March 1, 2025

Engineering at Astera Software

At Astera I worked on ReportMiner, a platform for processing unstructured documents like PDFs, scanned images, invoices, and contracts into structured data. Most of my time was on the OCR and extraction side of the product.

A lot of the work started with understanding where the system struggled. Documents with inconsistent layouts or noisy scanned inputs would often break extraction pipelines, so I spent a fair amount of time digging into those edge cases and figuring out why different OCR approaches behaved the way they did. I ended up experimenting with combining multiple OCR engines, including open-source solutions and cloud services like AWS Textract and Google Vision, instead of relying on a single model. ReportMiner supports multiple OCR strategies under the hood, each with different tradeoffs in accuracy and layout detection, so the goal was to make the system more adaptable rather than forcing one approach everywhere.

I also worked on making the extraction pipeline more flexible.

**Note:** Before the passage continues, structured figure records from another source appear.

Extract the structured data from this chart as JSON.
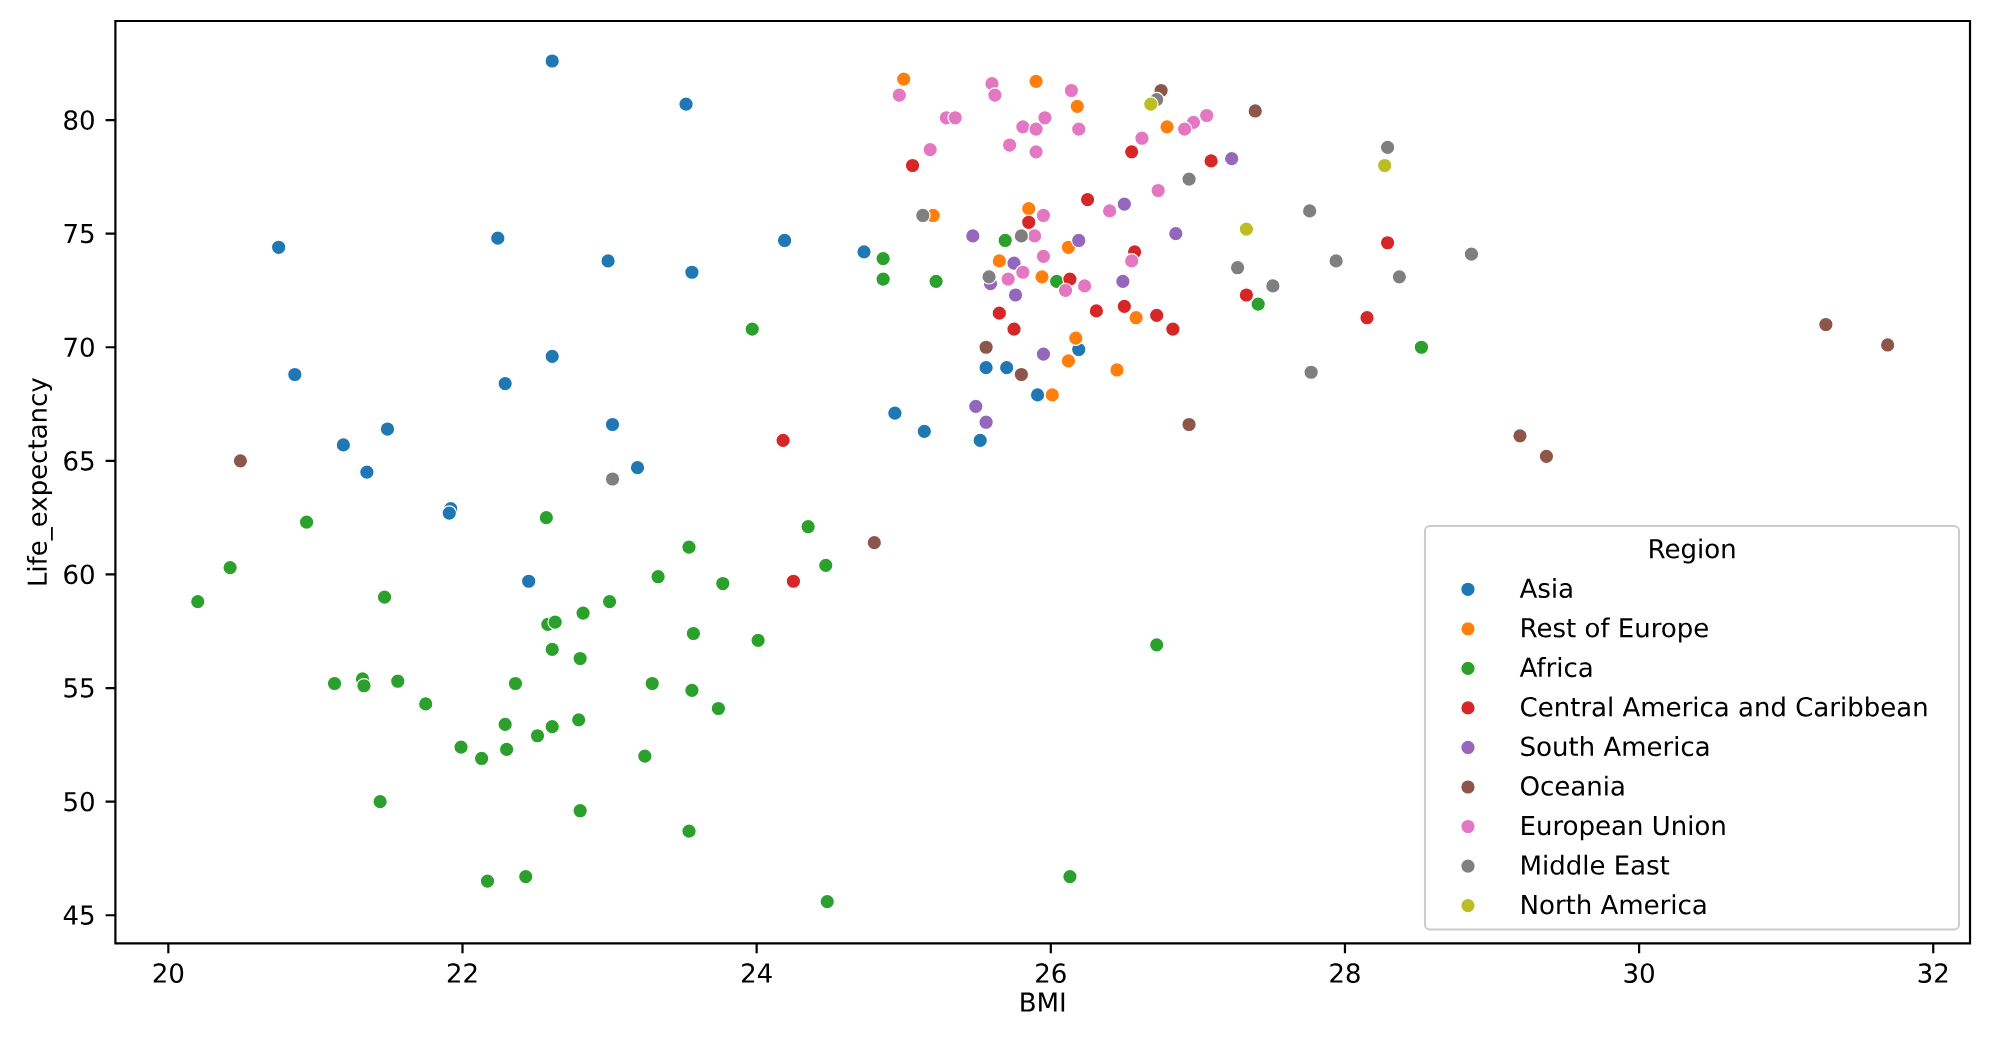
{
  "chart_data": {
    "type": "scatter",
    "xlabel": "BMI",
    "ylabel": "Life_expectancy",
    "legend_title": "Region",
    "legend": "bottom right",
    "marker": "circle",
    "xlim": [
      19.64,
      32.25
    ],
    "ylim": [
      43.76,
      84.36
    ],
    "xticks": [
      20,
      22,
      24,
      26,
      28,
      30,
      32
    ],
    "yticks": [
      45,
      50,
      55,
      60,
      65,
      70,
      75,
      80
    ],
    "series": [
      {
        "name": "Asia",
        "color": "#1f77b4",
        "x": [
          22.61,
          23.52,
          20.75,
          22.24,
          22.99,
          23.56,
          20.86,
          22.61,
          22.29,
          23.02,
          21.49,
          21.19,
          21.35,
          23.19,
          21.92,
          21.91,
          22.45,
          24.19,
          24.73,
          24.94,
          25.14,
          25.52,
          25.91,
          25.56,
          25.7,
          26.19
        ],
        "values": [
          82.6,
          80.7,
          74.4,
          74.8,
          73.8,
          73.3,
          68.8,
          69.6,
          68.4,
          66.6,
          66.4,
          65.7,
          64.5,
          64.7,
          62.9,
          62.7,
          59.7,
          74.7,
          74.2,
          67.1,
          66.3,
          65.9,
          67.9,
          69.1,
          69.1,
          69.9
        ]
      },
      {
        "name": "Rest of Europe",
        "color": "#ff7f0e",
        "x": [
          25.0,
          25.9,
          26.18,
          26.79,
          25.2,
          25.85,
          26.12,
          25.65,
          25.94,
          26.58,
          26.17,
          26.12,
          26.45,
          26.01
        ],
        "values": [
          81.8,
          81.7,
          80.6,
          79.7,
          75.8,
          76.1,
          74.4,
          73.8,
          73.1,
          71.3,
          70.4,
          69.4,
          69.0,
          67.9
        ]
      },
      {
        "name": "Africa",
        "color": "#2ca02c",
        "x": [
          23.97,
          24.86,
          24.86,
          25.22,
          25.69,
          26.04,
          27.41,
          24.35,
          24.47,
          26.72,
          26.13,
          24.48,
          28.52,
          20.94,
          20.42,
          20.2,
          21.47,
          22.57,
          23.54,
          23.33,
          23.77,
          23.0,
          22.82,
          22.58,
          22.63,
          22.61,
          22.8,
          23.57,
          24.01,
          21.13,
          21.32,
          21.33,
          21.56,
          21.75,
          22.36,
          23.29,
          23.56,
          23.74,
          22.29,
          22.61,
          22.79,
          22.51,
          21.99,
          22.13,
          22.3,
          23.24,
          21.44,
          22.8,
          23.54,
          22.17,
          22.43
        ],
        "values": [
          70.8,
          73.9,
          73.0,
          72.9,
          74.7,
          72.9,
          71.9,
          62.1,
          60.4,
          56.9,
          46.7,
          45.6,
          70.0,
          62.3,
          60.3,
          58.8,
          59.0,
          62.5,
          61.2,
          59.9,
          59.6,
          58.8,
          58.3,
          57.8,
          57.9,
          56.7,
          56.3,
          57.4,
          57.1,
          55.2,
          55.4,
          55.1,
          55.3,
          54.3,
          55.2,
          55.2,
          54.9,
          54.1,
          53.4,
          53.3,
          53.6,
          52.9,
          52.4,
          51.9,
          52.3,
          52.0,
          50.0,
          49.6,
          48.7,
          46.5,
          46.7
        ]
      },
      {
        "name": "Central America and Caribbean",
        "color": "#d62728",
        "x": [
          24.18,
          24.25,
          25.06,
          26.55,
          27.09,
          26.25,
          25.85,
          26.13,
          26.57,
          25.65,
          25.75,
          26.31,
          26.5,
          26.72,
          26.83,
          27.33,
          28.29,
          28.15
        ],
        "values": [
          65.9,
          59.7,
          78.0,
          78.6,
          78.2,
          76.5,
          75.5,
          73.0,
          74.2,
          71.5,
          70.8,
          71.6,
          71.8,
          71.4,
          70.8,
          72.3,
          74.6,
          71.3
        ]
      },
      {
        "name": "South America",
        "color": "#9467bd",
        "x": [
          27.23,
          26.5,
          25.47,
          26.19,
          25.75,
          25.59,
          25.76,
          26.49,
          26.85,
          25.95,
          25.49,
          25.56
        ],
        "values": [
          78.3,
          76.3,
          74.9,
          74.7,
          73.7,
          72.8,
          72.3,
          72.9,
          75.0,
          69.7,
          67.4,
          66.7
        ]
      },
      {
        "name": "Oceania",
        "color": "#8c564b",
        "x": [
          20.49,
          24.8,
          26.75,
          27.39,
          25.56,
          25.8,
          26.94,
          29.19,
          29.37,
          31.27,
          31.69
        ],
        "values": [
          65.0,
          61.4,
          81.3,
          80.4,
          70.0,
          68.8,
          66.6,
          66.1,
          65.2,
          71.0,
          70.1
        ]
      },
      {
        "name": "European Union",
        "color": "#e377c2",
        "x": [
          24.97,
          25.6,
          25.62,
          26.14,
          25.29,
          25.35,
          25.81,
          25.9,
          25.96,
          26.19,
          25.72,
          25.9,
          25.18,
          26.97,
          26.91,
          27.06,
          26.62,
          26.73,
          26.4,
          25.95,
          25.89,
          25.95,
          25.71,
          25.81,
          26.1,
          26.23,
          26.55
        ],
        "values": [
          81.1,
          81.6,
          81.1,
          81.3,
          80.1,
          80.1,
          79.7,
          79.6,
          80.1,
          79.6,
          78.9,
          78.6,
          78.7,
          79.9,
          79.6,
          80.2,
          79.2,
          76.9,
          76.0,
          75.8,
          74.9,
          74.0,
          73.0,
          73.3,
          72.5,
          72.7,
          73.8
        ]
      },
      {
        "name": "Middle East",
        "color": "#7f7f7f",
        "x": [
          23.02,
          26.72,
          26.94,
          25.13,
          25.8,
          25.58,
          27.27,
          27.51,
          27.76,
          27.77,
          28.29,
          27.94,
          28.37,
          28.86
        ],
        "values": [
          64.2,
          80.9,
          77.4,
          75.8,
          74.9,
          73.1,
          73.5,
          72.7,
          76.0,
          68.9,
          78.8,
          73.8,
          73.1,
          74.1
        ]
      },
      {
        "name": "North America",
        "color": "#bcbd22",
        "x": [
          26.68,
          27.33,
          28.27
        ],
        "values": [
          80.7,
          75.2,
          78.0
        ]
      }
    ]
  }
}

ReportMiner relies heavily on template-based extraction for documents with similar structures, so I focused on improving how pipelines could fall back or adapt when documents didn’t perfectly match expected formats. That kind of edge case handling is easy to overlook but it matters a lot in production when you’re dealing with real-world documents that never quite look the way you expect.

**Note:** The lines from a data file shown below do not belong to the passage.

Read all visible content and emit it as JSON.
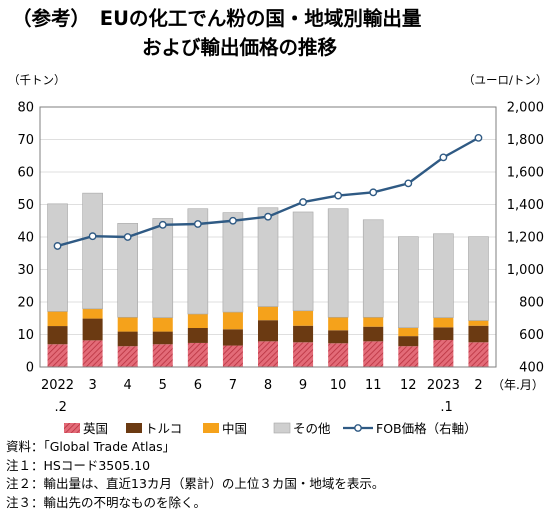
{
  "title": {
    "line1": "（参考）　EUの化工でん粉の国・地域別輸出量",
    "line2": "および輸出価格の推移"
  },
  "notes": [
    "資料：「Global Trade Atlas」",
    "注１：HSコード3505.10",
    "注２：輸出量は、直近13カ月（累計）の上位３カ国・地域を表示。",
    "注３：輸出先の不明なものを除く。"
  ],
  "chart_data": {
    "type": "bar",
    "stacked": true,
    "left_unit": "（千トン）",
    "right_unit": "（ユーロ/トン）",
    "x_unit": "（年.月）",
    "categories": [
      "2022.2",
      "3",
      "4",
      "5",
      "6",
      "7",
      "8",
      "9",
      "10",
      "11",
      "12",
      "2023.1",
      "2"
    ],
    "x_tick_labels": [
      {
        "line1": "2022",
        "line2": ".2"
      },
      {
        "line1": "3",
        "line2": ""
      },
      {
        "line1": "4",
        "line2": ""
      },
      {
        "line1": "5",
        "line2": ""
      },
      {
        "line1": "6",
        "line2": ""
      },
      {
        "line1": "7",
        "line2": ""
      },
      {
        "line1": "8",
        "line2": ""
      },
      {
        "line1": "9",
        "line2": ""
      },
      {
        "line1": "10",
        "line2": ""
      },
      {
        "line1": "11",
        "line2": ""
      },
      {
        "line1": "12",
        "line2": ""
      },
      {
        "line1": "2023",
        "line2": ".1"
      },
      {
        "line1": "2",
        "line2": ""
      }
    ],
    "y_left": {
      "min": 0,
      "max": 80,
      "step": 10
    },
    "y_right": {
      "min": 400,
      "max": 2000,
      "step": 200
    },
    "y_left_ticks": [
      "0",
      "10",
      "20",
      "30",
      "40",
      "50",
      "60",
      "70",
      "80"
    ],
    "y_right_ticks": [
      "400",
      "600",
      "800",
      "1,000",
      "1,200",
      "1,400",
      "1,600",
      "1,800",
      "2,000"
    ],
    "series": [
      {
        "name": "英国",
        "axis": "left",
        "color": "#d94c5c",
        "pattern": "hatch",
        "values": [
          7.0,
          8.2,
          6.4,
          7.0,
          7.4,
          6.6,
          7.9,
          7.6,
          7.3,
          7.9,
          6.4,
          8.3,
          7.6
        ]
      },
      {
        "name": "トルコ",
        "axis": "left",
        "color": "#6b3a12",
        "pattern": "solid",
        "values": [
          5.6,
          6.7,
          4.5,
          3.9,
          4.6,
          5.0,
          6.5,
          5.1,
          4.0,
          4.5,
          3.1,
          3.9,
          5.1
        ]
      },
      {
        "name": "中国",
        "axis": "left",
        "color": "#f5a21b",
        "pattern": "solid",
        "values": [
          4.5,
          3.0,
          4.4,
          4.3,
          4.3,
          5.3,
          4.2,
          4.6,
          4.0,
          2.9,
          2.6,
          3.0,
          1.6
        ]
      },
      {
        "name": "その他",
        "axis": "left",
        "color": "#cfcfcf",
        "pattern": "solid",
        "values": [
          33.1,
          35.6,
          28.9,
          30.5,
          32.4,
          30.6,
          30.4,
          30.4,
          33.4,
          30.0,
          28.0,
          25.8,
          25.8
        ]
      },
      {
        "name": "FOB価格（右軸）",
        "axis": "right",
        "type": "line",
        "color": "#2f5a84",
        "values": [
          1145,
          1205,
          1200,
          1275,
          1280,
          1300,
          1325,
          1415,
          1455,
          1475,
          1530,
          1690,
          1810
        ]
      }
    ],
    "legend_position": "bottom",
    "grid": false
  }
}
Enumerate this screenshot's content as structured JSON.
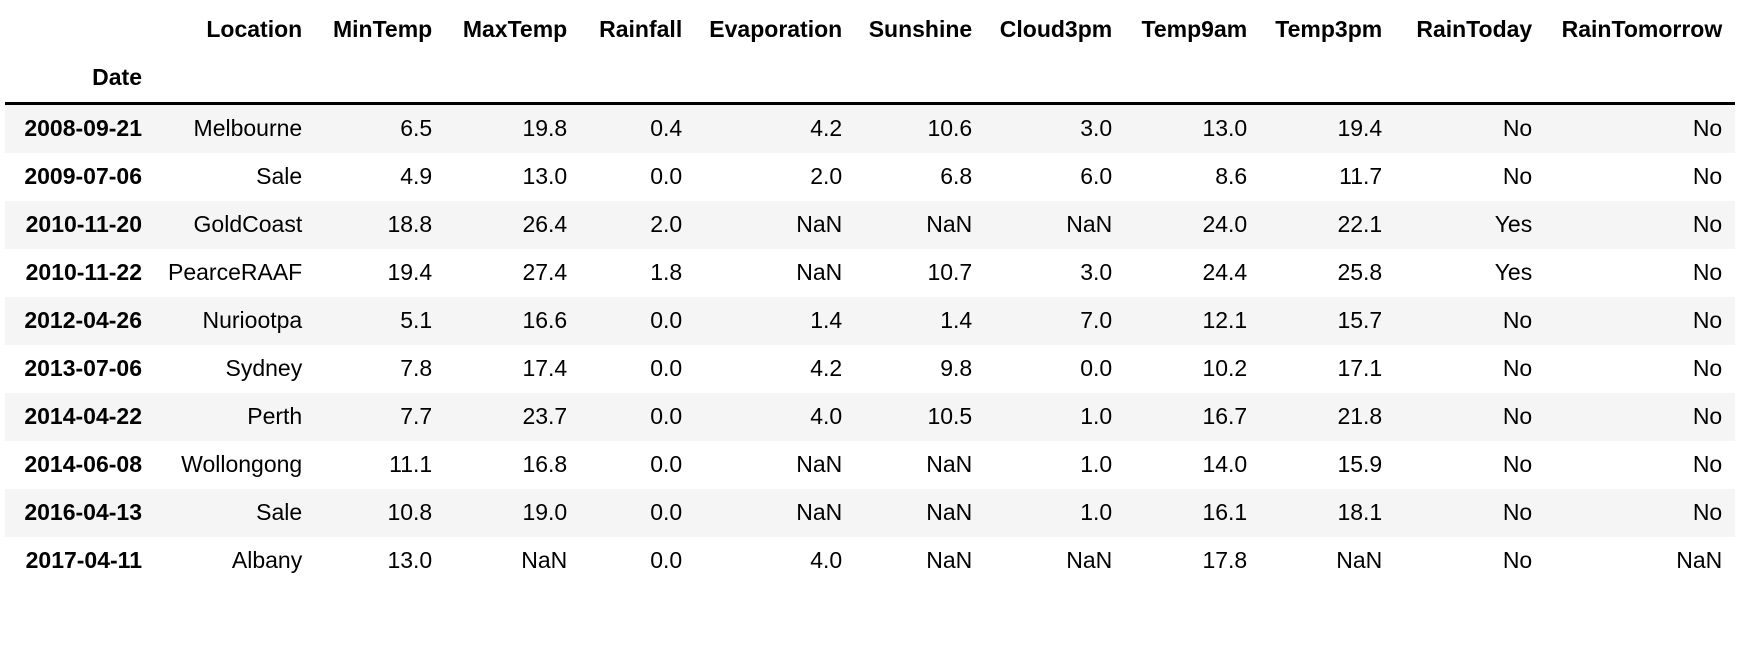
{
  "chart_data": {
    "type": "table",
    "title": "",
    "index_name": "Date",
    "columns": [
      "Location",
      "MinTemp",
      "MaxTemp",
      "Rainfall",
      "Evaporation",
      "Sunshine",
      "Cloud3pm",
      "Temp9am",
      "Temp3pm",
      "RainToday",
      "RainTomorrow"
    ],
    "index": [
      "2008-09-21",
      "2009-07-06",
      "2010-11-20",
      "2010-11-22",
      "2012-04-26",
      "2013-07-06",
      "2014-04-22",
      "2014-06-08",
      "2016-04-13",
      "2017-04-11"
    ],
    "rows": [
      [
        "Melbourne",
        "6.5",
        "19.8",
        "0.4",
        "4.2",
        "10.6",
        "3.0",
        "13.0",
        "19.4",
        "No",
        "No"
      ],
      [
        "Sale",
        "4.9",
        "13.0",
        "0.0",
        "2.0",
        "6.8",
        "6.0",
        "8.6",
        "11.7",
        "No",
        "No"
      ],
      [
        "GoldCoast",
        "18.8",
        "26.4",
        "2.0",
        "NaN",
        "NaN",
        "NaN",
        "24.0",
        "22.1",
        "Yes",
        "No"
      ],
      [
        "PearceRAAF",
        "19.4",
        "27.4",
        "1.8",
        "NaN",
        "10.7",
        "3.0",
        "24.4",
        "25.8",
        "Yes",
        "No"
      ],
      [
        "Nuriootpa",
        "5.1",
        "16.6",
        "0.0",
        "1.4",
        "1.4",
        "7.0",
        "12.1",
        "15.7",
        "No",
        "No"
      ],
      [
        "Sydney",
        "7.8",
        "17.4",
        "0.0",
        "4.2",
        "9.8",
        "0.0",
        "10.2",
        "17.1",
        "No",
        "No"
      ],
      [
        "Perth",
        "7.7",
        "23.7",
        "0.0",
        "4.0",
        "10.5",
        "1.0",
        "16.7",
        "21.8",
        "No",
        "No"
      ],
      [
        "Wollongong",
        "11.1",
        "16.8",
        "0.0",
        "NaN",
        "NaN",
        "1.0",
        "14.0",
        "15.9",
        "No",
        "No"
      ],
      [
        "Sale",
        "10.8",
        "19.0",
        "0.0",
        "NaN",
        "NaN",
        "1.0",
        "16.1",
        "18.1",
        "No",
        "No"
      ],
      [
        "Albany",
        "13.0",
        "NaN",
        "0.0",
        "4.0",
        "NaN",
        "NaN",
        "17.8",
        "NaN",
        "No",
        "NaN"
      ]
    ]
  },
  "style": {
    "stripe_color": "#f5f5f5",
    "header_border_color": "#000000",
    "text_color": "#000000",
    "background_color": "#ffffff"
  }
}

On the processing side, the platform supports automation, batch processing, and scheduled ingestion, so even small inefficiencies compound quickly at scale. Making the pipeline smarter about when and how extraction runs helped reduce unnecessary processing and improved overall reliability.

Beyond OCR, I also built AI-driven features in Centerprise and put together Astera’s AI App Orchestrator Server using Python and FastAPI. That was a service for coordinating AI workloads across the platform, and it was a good exercise in thinking about how to keep things modular when the underlying models and APIs are constantly changing.

Honestly this role was less about plugging in tools and more about understanding how unstructured data behaves in the real world. Messy inputs, inconsistent formats, edge cases that only show up at scale. I think that kind of work teaches you a lot about building systems that are actually robust, not just ones that work on clean test data.